The Employment Relations Board concluded that ground rules in general are not mandatory for bargaining under the Public Employee Collective Bargaining Act and held that ground rules do not relate to mandatory subjects of bargaining in state law ORS 243.650(7)(a)(5). (OPEU v. State of Oregon Executive Director, UP-71-93, 14 PECBR 14/767 (1993)).
If ground rules include any of those mandatory subjects, only those subjects must be bargained. Do not allow the union to pressure the district negotiating team into agreeing to ground rules before carefully reviewing them with the negotiating team.
By agreeing to ground rules, the school board enters into a separate contract with the union. This contract is enforceable and, if breached, the union could have cause to take action. This could delay negotiations and cost the district money it doesn’t have.
In the past, unions pushed boards into agreeing to various ground rules before engaging in negotiations. Those ground rules usually included such seemingly innocuous items as 1) treat others with respect; 2) provide names of all negotiation team members; 3) determine dates of sessions; 4) determine session beginning times; and 5) determine length of each session. Although these ground rules seem innocent and easy to comply with, they can be extremely restrictive and become fodder for an unfair labor practice complaint.
Too often the first negotiation session becomes a negotiation over ground rules.
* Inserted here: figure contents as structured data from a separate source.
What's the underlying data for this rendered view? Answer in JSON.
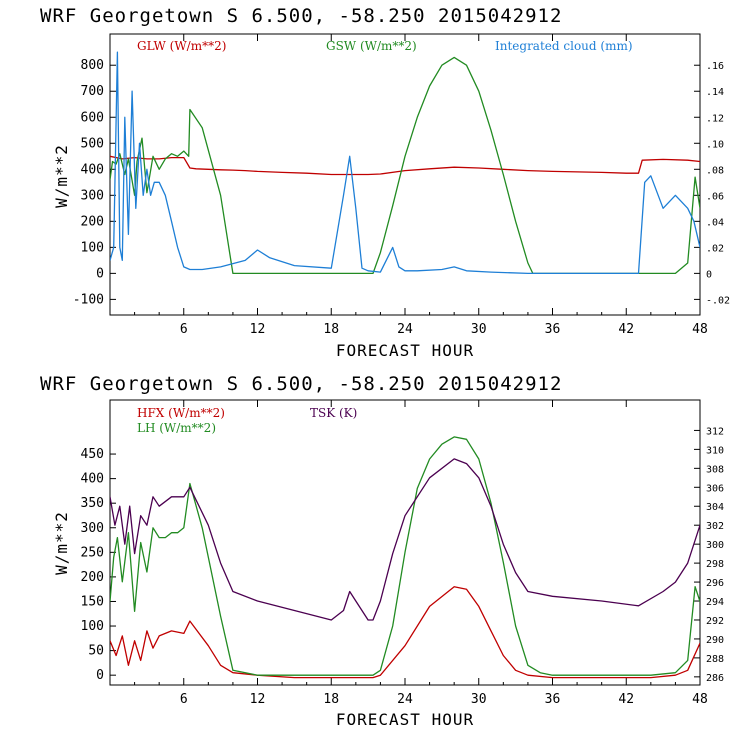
{
  "colors": {
    "glw": "#c00000",
    "gsw": "#228b22",
    "cloud": "#1e7fd6",
    "hfx": "#c00000",
    "lh": "#228b22",
    "tsk": "#4b0050"
  },
  "chart_data": [
    {
      "type": "line",
      "title": "WRF   Georgetown S   6.500, -58.250  2015042912",
      "xlabel": "FORECAST HOUR",
      "ylabel": "W/m**2",
      "xlim": [
        0,
        48
      ],
      "ylim": [
        -160,
        920
      ],
      "y2lim": [
        -0.032,
        0.184
      ],
      "x_ticks": [
        "6",
        "12",
        "18",
        "24",
        "30",
        "36",
        "42",
        "48"
      ],
      "y_ticks": [
        "-100",
        "0",
        "100",
        "200",
        "300",
        "400",
        "500",
        "600",
        "700",
        "800"
      ],
      "y2_ticks": [
        "-.02",
        "0",
        ".02",
        ".04",
        ".06",
        ".08",
        ".10",
        ".12",
        ".14",
        ".16"
      ],
      "series": [
        {
          "name": "GLW (W/m**2)",
          "label": "GLW (W/m**2)",
          "color": "#c00000",
          "axis": "left",
          "x": [
            0,
            1,
            2,
            3,
            4,
            5,
            6,
            6.5,
            7,
            8,
            9,
            10,
            11,
            12,
            14,
            16,
            18,
            20,
            21,
            22,
            24,
            26,
            28,
            30,
            32,
            34,
            36,
            38,
            40,
            42,
            43,
            43.3,
            45,
            47,
            48
          ],
          "y": [
            450,
            440,
            445,
            440,
            440,
            445,
            445,
            405,
            402,
            400,
            398,
            397,
            395,
            392,
            388,
            385,
            380,
            380,
            380,
            382,
            395,
            402,
            408,
            405,
            400,
            395,
            392,
            390,
            388,
            385,
            385,
            435,
            438,
            435,
            430
          ]
        },
        {
          "name": "GSW (W/m**2)",
          "label": "GSW (W/m**2)",
          "color": "#228b22",
          "axis": "left",
          "x": [
            0,
            0.2,
            0.5,
            0.8,
            1.2,
            1.5,
            2,
            2.2,
            2.6,
            3,
            3.5,
            4,
            4.5,
            5,
            5.5,
            6,
            6.4,
            6.5,
            7.5,
            9,
            10,
            12,
            15,
            18,
            21.4,
            22,
            23,
            24,
            25,
            26,
            27,
            28,
            29,
            30,
            31,
            32,
            33,
            34,
            34.4,
            36,
            40,
            44,
            46,
            47,
            47.6,
            48
          ],
          "y": [
            360,
            430,
            420,
            460,
            380,
            440,
            300,
            430,
            520,
            310,
            450,
            400,
            440,
            460,
            450,
            470,
            450,
            630,
            560,
            300,
            0,
            0,
            0,
            0,
            0,
            80,
            260,
            450,
            600,
            720,
            800,
            830,
            800,
            700,
            550,
            380,
            200,
            40,
            0,
            0,
            0,
            0,
            0,
            40,
            370,
            250
          ]
        },
        {
          "name": "Integrated cloud (mm)",
          "label": "Integrated cloud (mm)",
          "color": "#1e7fd6",
          "axis": "right",
          "x": [
            0,
            0.3,
            0.6,
            0.8,
            1,
            1.2,
            1.5,
            1.8,
            2.1,
            2.4,
            2.7,
            3,
            3.3,
            3.6,
            4,
            4.5,
            5,
            5.5,
            6,
            6.5,
            7.5,
            9,
            11,
            12,
            13,
            15,
            18,
            19,
            19.5,
            20,
            20.5,
            21,
            22,
            23,
            23.5,
            24,
            25,
            27,
            28,
            29,
            31,
            34,
            37,
            40,
            43,
            43.5,
            44,
            45,
            46,
            47,
            47.5,
            48
          ],
          "y": [
            0.01,
            0.02,
            0.17,
            0.02,
            0.01,
            0.12,
            0.03,
            0.14,
            0.05,
            0.1,
            0.06,
            0.08,
            0.06,
            0.07,
            0.07,
            0.06,
            0.04,
            0.02,
            0.005,
            0.003,
            0.003,
            0.005,
            0.01,
            0.018,
            0.012,
            0.006,
            0.004,
            0.06,
            0.09,
            0.05,
            0.004,
            0.002,
            0.001,
            0.02,
            0.005,
            0.002,
            0.002,
            0.003,
            0.005,
            0.002,
            0.001,
            0,
            0,
            0,
            0,
            0.07,
            0.075,
            0.05,
            0.06,
            0.05,
            0.04,
            0.02
          ]
        }
      ]
    },
    {
      "type": "line",
      "title": "WRF   Georgetown S   6.500, -58.250  2015042912",
      "xlabel": "FORECAST HOUR",
      "ylabel": "W/m**2",
      "xlim": [
        0,
        48
      ],
      "ylim": [
        -20,
        560
      ],
      "y2lim": [
        285.14,
        315.21
      ],
      "x_ticks": [
        "6",
        "12",
        "18",
        "24",
        "30",
        "36",
        "42",
        "48"
      ],
      "y_ticks": [
        "0",
        "50",
        "100",
        "150",
        "200",
        "250",
        "300",
        "350",
        "400",
        "450"
      ],
      "y2_ticks": [
        "286",
        "288",
        "290",
        "292",
        "294",
        "296",
        "298",
        "300",
        "302",
        "304",
        "306",
        "308",
        "310",
        "312"
      ],
      "series": [
        {
          "name": "HFX (W/m**2)",
          "label": "HFX (W/m**2)",
          "color": "#c00000",
          "axis": "left",
          "x": [
            0,
            0.5,
            1,
            1.5,
            2,
            2.5,
            3,
            3.5,
            4,
            5,
            6,
            6.5,
            8,
            9,
            10,
            12,
            15,
            18,
            21.4,
            22,
            24,
            26,
            28,
            29,
            30,
            31,
            32,
            33,
            34,
            36,
            40,
            44,
            46,
            47,
            48
          ],
          "y": [
            70,
            40,
            80,
            20,
            70,
            30,
            90,
            55,
            80,
            90,
            85,
            110,
            60,
            20,
            5,
            0,
            -5,
            -5,
            -5,
            0,
            60,
            140,
            180,
            175,
            140,
            90,
            40,
            10,
            0,
            -5,
            -5,
            -5,
            0,
            10,
            65
          ]
        },
        {
          "name": "LH (W/m**2)",
          "label": "LH (W/m**2)",
          "color": "#228b22",
          "axis": "left",
          "x": [
            0,
            0.3,
            0.6,
            1,
            1.5,
            2,
            2.5,
            3,
            3.5,
            4,
            4.5,
            5,
            5.5,
            6,
            6.5,
            7.5,
            9,
            10,
            12,
            15,
            18,
            21.4,
            22,
            23,
            24,
            25,
            26,
            27,
            28,
            29,
            30,
            31,
            32,
            33,
            34,
            35,
            36,
            40,
            44,
            46,
            47,
            47.6,
            48
          ],
          "y": [
            150,
            240,
            280,
            190,
            290,
            130,
            270,
            210,
            300,
            280,
            280,
            290,
            290,
            300,
            390,
            300,
            120,
            10,
            0,
            0,
            0,
            0,
            10,
            100,
            250,
            380,
            440,
            470,
            485,
            480,
            440,
            350,
            230,
            100,
            20,
            5,
            0,
            0,
            0,
            5,
            30,
            180,
            150
          ]
        },
        {
          "name": "TSK (K)",
          "label": "TSK (K)",
          "color": "#4b0050",
          "axis": "right",
          "x": [
            0,
            0.4,
            0.8,
            1.2,
            1.6,
            2,
            2.5,
            3,
            3.5,
            4,
            5,
            6,
            6.5,
            8,
            9,
            10,
            12,
            15,
            18,
            19,
            19.5,
            20,
            21,
            21.4,
            22,
            23,
            24,
            26,
            28,
            29,
            30,
            31,
            32,
            33,
            34,
            36,
            40,
            43,
            45,
            46,
            47,
            48
          ],
          "y": [
            305,
            302,
            304,
            300,
            304,
            299,
            303,
            302,
            305,
            304,
            305,
            305,
            306,
            302,
            298,
            295,
            294,
            293,
            292,
            293,
            295,
            294,
            292,
            292,
            294,
            299,
            303,
            307,
            309,
            308.5,
            307,
            304,
            300,
            297,
            295,
            294.5,
            294,
            293.5,
            295,
            296,
            298,
            302
          ]
        }
      ]
    }
  ]
}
Districts have the right to say “no” to ground rules and press to proceed with actual negotiations over the collective bargaining agreement issues.
Many boards have agreed to negotiation ground rules and had no negative consequences. Such experiences can lead districts to agree to ground rules for future negotiations. But typically the more frequently a district agrees to ground rules, the greater the number of ground rules the union proposes. This leads to greater restrictions placed on the district.
Be very cautious when presented with ground rules. Even though the district may have agreed to similar or even the same ground rules in the past, the district is not obligated to agree to them during future negotiations. Ground rules are permissive subjects of bargaining and further negotiations cannot be conditioned upon agreement to ground rules. Districts considering agreeing to ground rules should review them carefully and consider all possible consequences.